RoD header

A powerful western drama set in the savage Eden of 1880s Australia, The Proposition is an elemental story of family conflict and primal violence, destructive love and divided loyalties. Featuring an international superstar cast including Guy Pearce, Ray Winstone, Emily Watson and Danny Huston, it is directed by John Hillcoat from a specially commissioned script by the globally acclaimed singer-songwriter Nick Cave.

"Because of Nick's narrative songwriting, the characters are so vivid," says Hillcoat. "I knew something really good would come out of it."

Cave has also composed the film's soundtrack in conjunction with Warren Ellis, his longtime Bad Seeds collaborator and multi-instrumentalist frontman of The Dirty Three. Incorporating soft chamber pieces, ghostly moodscapes and whispered laments, these 16 tracks are as starkly beautiful as the landscape of the film. Story and music are closely intertwined.

"I always heard it musically, and I guess it's written rhythmically as well" Cave explains. "It's very similar to the way my band operates. There are moments of intense violence and there are also moments of long, lyrical, quiet sadness."

But the resulting soundtrack is emphatically different to a Bad Seeds or Dirty Three record. While some of these pieces grew from improvised accompaniment to big-screen projection, many also incorporate violin loops pre-recorded by Ellis at his home studio in France.

"It was very different to making a normal record," Ellis says. "There were no boundaries in that respect, and I enjoyed much more than I thought I would. The music had to be very flexible, and as a result it has a very improvised, loose feel."

The soundtrack to The Proposition is punctuated by recurring motifs, fragments of church hymns and abstract avant-folk drones. The softly swelling title theme lends a melancholy signature refrain while 'The Rider' is a haunting ballad in which the scattered natural elements of a starlit landscape engaged in hushed conversation. For a highly distinctive songwriter like Cave, the composition process involved stepping back and allowing the timeless power of the music to speak for itself.

"I didn't want to have songs in it," he explains, "or Nick Cave songs, certainly. For me it was delicately balanced thing. On the one hand you don't want a historical movie with a real contemporary soundtrack, but nor did we want wall-to-wall Irish jigs. I didn't want songs to act as distraction."

All the same, there is a smattering of more substantial songs on the album that will please fans of the Bad Seeds and Dirty Three. Cave and Ellis took great pains for the soundtrack to work as a stand-alone work in its own right. With 'The Rider Song' and 'Clean Hands, Dirty Hands', they lend a note of healing musical balm to the film's bittersweet, blood-splattered finale.

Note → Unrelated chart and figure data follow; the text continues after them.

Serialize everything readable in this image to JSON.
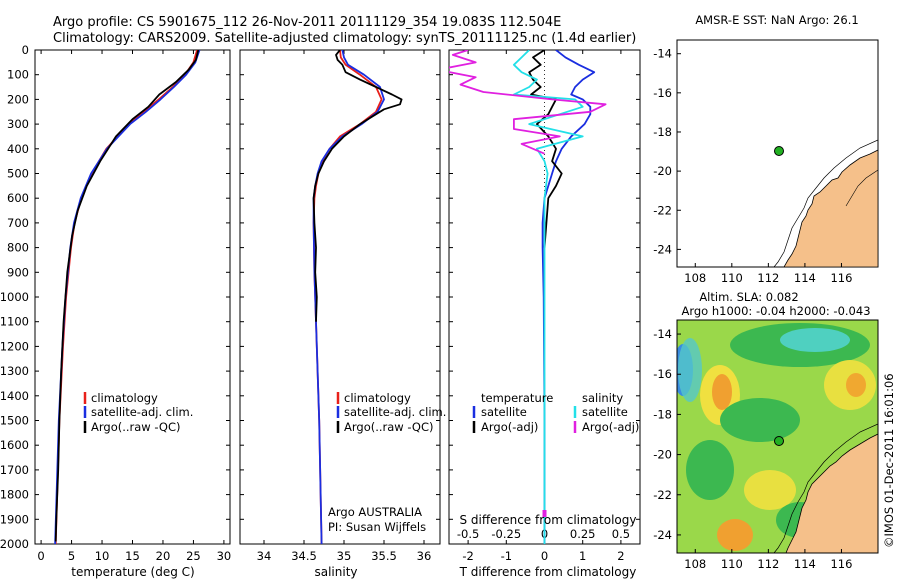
{
  "titles": {
    "line1": "Argo profile: CS 5901675_112 26-Nov-2011 20111129_354 19.083S 112.504E",
    "line2": "Climatology: CARS2009. Satellite-adjusted climatology: synTS_20111125.nc (1.4d earlier)"
  },
  "depth_ticks": [
    "0",
    "100",
    "200",
    "300",
    "400",
    "500",
    "600",
    "700",
    "800",
    "900",
    "1000",
    "1100",
    "1200",
    "1300",
    "1400",
    "1500",
    "1600",
    "1700",
    "1800",
    "1900",
    "2000"
  ],
  "colors": {
    "climatology": "#e8201a",
    "satellite": "#1a2ee0",
    "argo": "#000000",
    "salinity_sat": "#22e0e8",
    "salinity_argo": "#e020e0",
    "land": "#f5c08a"
  },
  "chart_data": [
    {
      "type": "line",
      "id": "temperature",
      "xlabel": "temperature (deg C)",
      "xlim": [
        -1,
        31
      ],
      "ylim": [
        2000,
        0
      ],
      "xticks": [
        "0",
        "5",
        "10",
        "15",
        "20",
        "25",
        "30"
      ],
      "series": [
        {
          "name": "climatology",
          "depth": [
            0,
            50,
            100,
            150,
            200,
            250,
            300,
            400,
            500,
            600,
            700,
            800,
            1000,
            1200,
            1500,
            2000
          ],
          "values": [
            25.6,
            25.0,
            23.6,
            21.6,
            19.3,
            16.8,
            14.4,
            10.7,
            8.3,
            6.6,
            5.5,
            4.9,
            4.1,
            3.6,
            3.0,
            2.4
          ]
        },
        {
          "name": "satellite-adj. clim.",
          "depth": [
            0,
            50,
            100,
            150,
            200,
            250,
            300,
            400,
            500,
            600,
            700,
            800,
            1000,
            1200,
            1500,
            2000
          ],
          "values": [
            26.0,
            25.3,
            23.8,
            21.8,
            19.6,
            17.2,
            14.6,
            10.8,
            8.2,
            6.5,
            5.4,
            4.8,
            4.0,
            3.5,
            2.9,
            2.3
          ]
        },
        {
          "name": "Argo(..raw -QC)",
          "depth": [
            0,
            40,
            80,
            130,
            180,
            230,
            280,
            350,
            450,
            550,
            650,
            750,
            900,
            1100,
            1300,
            1500,
            1700,
            1900,
            1990
          ],
          "values": [
            25.8,
            25.4,
            24.2,
            22.1,
            19.4,
            17.6,
            15.0,
            12.3,
            9.7,
            7.5,
            6.0,
            5.1,
            4.3,
            3.7,
            3.3,
            3.0,
            2.8,
            2.5,
            2.4
          ]
        }
      ],
      "legend": [
        "climatology",
        "satellite-adj. clim.",
        "Argo(..raw -QC)"
      ]
    },
    {
      "type": "line",
      "id": "salinity",
      "xlabel": "salinity",
      "xlim": [
        33.7,
        36.2
      ],
      "ylim": [
        2000,
        0
      ],
      "xticks": [
        "34",
        "34.5",
        "35",
        "35.5",
        "36"
      ],
      "series": [
        {
          "name": "climatology",
          "depth": [
            0,
            30,
            60,
            100,
            150,
            200,
            250,
            300,
            350,
            400,
            450,
            500,
            550,
            600,
            700,
            900,
            1200,
            1500,
            2000
          ],
          "values": [
            34.95,
            34.96,
            35.02,
            35.2,
            35.4,
            35.47,
            35.4,
            35.2,
            34.95,
            34.82,
            34.73,
            34.68,
            34.65,
            34.63,
            34.62,
            34.63,
            34.66,
            34.69,
            34.72
          ]
        },
        {
          "name": "satellite-adj. clim.",
          "depth": [
            0,
            30,
            60,
            100,
            150,
            200,
            250,
            300,
            350,
            400,
            450,
            500,
            550,
            600,
            700,
            900,
            1200,
            1500,
            2000
          ],
          "values": [
            34.98,
            35.0,
            35.05,
            35.25,
            35.45,
            35.5,
            35.42,
            35.22,
            34.98,
            34.82,
            34.72,
            34.67,
            34.64,
            34.62,
            34.62,
            34.63,
            34.66,
            34.69,
            34.72
          ]
        },
        {
          "name": "Argo(..raw -QC)",
          "depth": [
            0,
            20,
            40,
            60,
            90,
            120,
            150,
            180,
            200,
            220,
            240,
            270,
            300,
            350,
            400,
            450,
            500,
            550,
            600,
            700,
            800,
            900,
            1000,
            1100
          ],
          "values": [
            34.95,
            34.9,
            34.92,
            34.98,
            35.02,
            35.2,
            35.4,
            35.6,
            35.72,
            35.7,
            35.5,
            35.35,
            35.2,
            35.0,
            34.85,
            34.75,
            34.68,
            34.64,
            34.62,
            34.63,
            34.65,
            34.64,
            34.66,
            34.65
          ]
        }
      ],
      "legend": [
        "climatology",
        "satellite-adj. clim.",
        "Argo(..raw -QC)"
      ],
      "annotation": [
        "Argo AUSTRALIA",
        "PI: Susan Wijffels"
      ]
    },
    {
      "type": "line",
      "id": "difference",
      "xlabel": "T difference from climatology",
      "xlabel_top": "S difference from climatology",
      "xlim": [
        -2.5,
        2.5
      ],
      "ylim": [
        2000,
        0
      ],
      "xticks": [
        "-2",
        "-1",
        "0",
        "1",
        "2"
      ],
      "xticks_top": [
        "-0.5",
        "-0.25",
        "0",
        "0.25",
        "0.5"
      ],
      "series": [
        {
          "name": "temperature satellite",
          "depth": [
            0,
            30,
            60,
            90,
            120,
            150,
            180,
            200,
            230,
            260,
            300,
            350,
            400,
            450,
            500,
            550,
            600,
            700,
            800,
            1000,
            1500,
            2000
          ],
          "values": [
            0.3,
            0.55,
            0.9,
            1.3,
            1.0,
            0.8,
            0.7,
            1.0,
            1.2,
            1.2,
            1.05,
            0.7,
            0.45,
            0.3,
            0.2,
            0.1,
            0.0,
            -0.05,
            -0.05,
            -0.02,
            0.0,
            0.0
          ]
        },
        {
          "name": "temperature Argo(-adj)",
          "depth": [
            0,
            30,
            60,
            90,
            120,
            150,
            180,
            200,
            230,
            260,
            300,
            350,
            400,
            450,
            500,
            550,
            600,
            700,
            800
          ],
          "values": [
            0.0,
            -0.3,
            -0.1,
            -0.4,
            -0.3,
            -0.1,
            -0.35,
            0.3,
            0.2,
            0.1,
            -0.2,
            0.1,
            0.3,
            0.2,
            0.45,
            0.3,
            0.1,
            0.05,
            0.0
          ]
        },
        {
          "name": "salinity satellite",
          "depth": [
            0,
            30,
            60,
            90,
            120,
            150,
            180,
            200,
            230,
            260,
            300,
            350,
            400,
            450,
            500,
            600,
            800,
            1000,
            1500,
            2000
          ],
          "values": [
            -0.1,
            -0.15,
            -0.2,
            -0.15,
            -0.05,
            -0.1,
            -0.2,
            0.2,
            0.25,
            0.1,
            -0.1,
            0.25,
            -0.05,
            0.0,
            0.02,
            0.0,
            0.0,
            0.0,
            0.0,
            0.0
          ]
        },
        {
          "name": "salinity Argo(-adj)",
          "depth": [
            0,
            20,
            50,
            80,
            110,
            140,
            170,
            200,
            220,
            250,
            280,
            320,
            350,
            380,
            420
          ],
          "values": [
            -0.5,
            -0.6,
            -0.45,
            -0.7,
            -0.45,
            -0.55,
            -0.4,
            0.05,
            0.4,
            0.3,
            -0.2,
            -0.2,
            0.1,
            -0.15,
            0.0
          ]
        }
      ],
      "legend_temperature": {
        "title": "temperature",
        "items": [
          "satellite",
          "Argo(-adj)"
        ]
      },
      "legend_salinity": {
        "title": "salinity",
        "items": [
          "satellite",
          "Argo(-adj)"
        ]
      }
    },
    {
      "type": "map",
      "id": "sst_map",
      "title": "AMSR-E SST: NaN Argo: 26.1",
      "xticks": [
        "108",
        "110",
        "112",
        "114",
        "116"
      ],
      "yticks": [
        "-14",
        "-16",
        "-18",
        "-20",
        "-22",
        "-24"
      ],
      "marker": {
        "lon": 112.504,
        "lat": -19.083
      }
    },
    {
      "type": "heatmap",
      "id": "sla_map",
      "title_line1": "Altim. SLA: 0.082",
      "title_line2": "Argo h1000: -0.04 h2000: -0.043",
      "xticks": [
        "108",
        "110",
        "112",
        "114",
        "116"
      ],
      "yticks": [
        "-14",
        "-16",
        "-18",
        "-20",
        "-22",
        "-24"
      ],
      "marker": {
        "lon": 112.504,
        "lat": -19.083
      }
    }
  ],
  "credit": "©IMOS 01-Dec-2011 16:01:06"
}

"The film ends a little tragically," Cave admits. "It doesn't end in a traditional Hollywood way. There was a feeling that there needed to be something redemptive, so when you've dusted your popcorn off your trousers you could walk out with a slightly joyful song in your heart."

A musical journey from revenge to redemption, The Proposition is a richly textured new chapter in Cave's already illustrious body of work.
The Proposition OST is released by Mute on 6th March 2006.
Tartan Films release the film across the UK on 10th March.